MOUNTAIN CITY, Tenn. (WJHL) — The University of Texas has asked the Johnson County school system to change Johnson County High School’s longhorn logo.

That’s according to Stephen Long, supervisor of athletics for Johnson County schools.

Long says the university sent the school system a cease-and-desist letter, claiming Johnson County High School’s longhorn logo is a copyright infringement of the university’s logo.

Johnson County High School and the University of Texas both use the “longhorns” nickname.

Johnson County HS logo (left) versus the University of Texas logo (right)

The county school board recently voted to stop using the logo after receiving the university’s letter.

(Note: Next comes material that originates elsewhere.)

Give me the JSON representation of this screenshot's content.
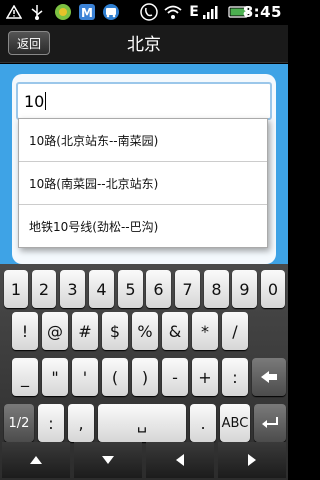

Long says the board first learned of the legal challenge in January and recently decided not to fight the request.

“We were advised that the cost could be hundreds of thousands of dollars,” he said.

Instead, Long says a Johnson County teacher has designed an alternative logo which the school board’s attorney will submit to the University of Texas legal counsel for review and feedback.

News Channel 11’s Blake Lipton spoke with Johnson County high school graduate Ryan Carroll on Friday, who said he agrees the University of Texas has a case.

“The problem being we aren’t using it to make money, we aren’t using in a way that would confuse us, a 600 person high school, with the University of Texas in Austin,” said Carroll.

A sign outside Johnson County High School displays the school’s longhorn logo.

He also said he is worried about the financial impact changing the logo would have on the school.

“All the uniforms and things are going to be changed and that’s just going to cost money and the money is just coming out of the system and this is just a school that really can’t afford that,” said Carroll. “If this continues it can be every school in the area and that’s just going to be a tax on the educational system that’s already taxed in an impoverished part of Northeast Tennessee.”

Others think there is bigger things to worry about these days.

“I hate that Johnson County already had it for so long for so many years before it’s been caught,” said Allan Foschino, a Johnson County resident, “but we should’ve researched better I think.”

“I guess the way I look at it,” said Joe Savery, another Johnson County resident, “if it wasn’t for Tennessee, there wouldn’t be a Texas, so we did our part to help them then they get petty, but no big deal.”

The University of Texas at Austin issued a statement to News Channel 11 Friday afternoon.

“The University of Texas at Austin, like many other universities around the country, works to protect its federally registered trademarks. The university reached out to the Johnson County school system back in January when we learned of a potential trademark violation. We have been collaborating with the district since then to come up with alternatives and come to a mutually workable solution that affords ample time to phase in a new logo.”

Matt Pene, Media Relations Manager at The University of Texas at Austin

Johnson County High School will continue to use the “longhorns” nickname.